Creating jobs from a notebook
Within a notebook, use a function to encapsulate the code you need to train your model. Then decorate that function with @modelbit.job
.
Later, when you use mb.deploy(...)
, Modelbit will recognize that your model came from a function decorated with @modelbit.job
and automatically create a job to retrain it.
Here's an example where we train a linear regression called model
with the function train()
, and then use model
in our deployment function doubler(...)
.
from sklearn.linear_model import LinearRegression
import time
@modelbit.job
def train():
lm = LinearRegression()
lm.fit([[1], [2], [3], [time.time()]], [2, 4, 6, time.time() * 2])
return lm
model = train()
def doubler(a: int) -> float:
return model.predict([[a]])[0]
mb.deploy(doubler)
After deploying you'll see that a job called train
has been automatically created in the Modelbit web app.
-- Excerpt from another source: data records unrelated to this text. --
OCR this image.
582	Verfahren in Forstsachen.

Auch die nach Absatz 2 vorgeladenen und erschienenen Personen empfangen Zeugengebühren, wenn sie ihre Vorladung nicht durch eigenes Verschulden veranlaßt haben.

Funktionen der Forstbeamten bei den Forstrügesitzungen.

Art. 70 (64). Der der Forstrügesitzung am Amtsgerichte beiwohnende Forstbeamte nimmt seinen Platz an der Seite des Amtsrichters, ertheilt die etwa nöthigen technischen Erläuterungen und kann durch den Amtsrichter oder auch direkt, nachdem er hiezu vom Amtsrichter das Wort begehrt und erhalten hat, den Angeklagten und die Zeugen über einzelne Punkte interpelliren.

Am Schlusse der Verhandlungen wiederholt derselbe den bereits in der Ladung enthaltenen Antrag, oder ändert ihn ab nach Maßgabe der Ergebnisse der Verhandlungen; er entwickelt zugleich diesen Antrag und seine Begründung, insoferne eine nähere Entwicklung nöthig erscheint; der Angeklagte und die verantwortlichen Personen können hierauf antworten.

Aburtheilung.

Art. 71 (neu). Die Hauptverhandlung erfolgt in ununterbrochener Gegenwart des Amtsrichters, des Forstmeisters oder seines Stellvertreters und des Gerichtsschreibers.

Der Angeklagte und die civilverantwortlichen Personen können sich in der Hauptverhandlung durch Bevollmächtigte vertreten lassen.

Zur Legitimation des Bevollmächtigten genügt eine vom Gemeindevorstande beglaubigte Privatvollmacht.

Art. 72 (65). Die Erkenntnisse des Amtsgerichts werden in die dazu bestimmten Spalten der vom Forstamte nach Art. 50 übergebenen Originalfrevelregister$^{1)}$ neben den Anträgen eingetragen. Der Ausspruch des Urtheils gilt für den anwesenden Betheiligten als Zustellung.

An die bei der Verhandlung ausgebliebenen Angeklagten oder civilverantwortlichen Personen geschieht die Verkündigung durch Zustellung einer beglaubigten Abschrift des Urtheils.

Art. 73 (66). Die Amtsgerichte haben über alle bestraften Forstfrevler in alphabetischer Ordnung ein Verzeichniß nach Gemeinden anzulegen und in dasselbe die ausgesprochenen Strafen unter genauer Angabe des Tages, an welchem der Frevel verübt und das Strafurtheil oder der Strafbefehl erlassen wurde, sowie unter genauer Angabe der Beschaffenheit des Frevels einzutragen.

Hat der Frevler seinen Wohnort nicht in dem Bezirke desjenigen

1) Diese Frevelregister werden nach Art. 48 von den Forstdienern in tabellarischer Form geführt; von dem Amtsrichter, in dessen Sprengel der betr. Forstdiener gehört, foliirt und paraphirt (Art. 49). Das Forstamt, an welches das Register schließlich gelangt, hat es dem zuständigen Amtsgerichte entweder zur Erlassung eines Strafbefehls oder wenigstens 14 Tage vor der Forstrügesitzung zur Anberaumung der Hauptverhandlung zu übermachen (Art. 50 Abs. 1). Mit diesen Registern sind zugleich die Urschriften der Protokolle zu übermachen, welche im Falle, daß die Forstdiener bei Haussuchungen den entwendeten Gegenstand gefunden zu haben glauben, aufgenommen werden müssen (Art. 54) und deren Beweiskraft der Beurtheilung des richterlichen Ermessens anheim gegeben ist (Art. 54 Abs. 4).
You can run the job by clicking the Run Now
button, or run the job automatically by editing the job and adding a schedule.
Optional parameters for @modelbit.job
There are several parameters you can use to customize the behavior of your job.
redeploy_on_success=True
By default, training jobs created in the notebook will redeploy your deployment with the retrained model after they complete successfully. To disable this behavior, set redeploy_on_success=False
:
@modelbit.job(redeploy_on_success=False)
def train():
...
You can conditionally chose to prevent redeploying the model. To prevent redeployment exit with a non-zero exit code using sys.exit(1)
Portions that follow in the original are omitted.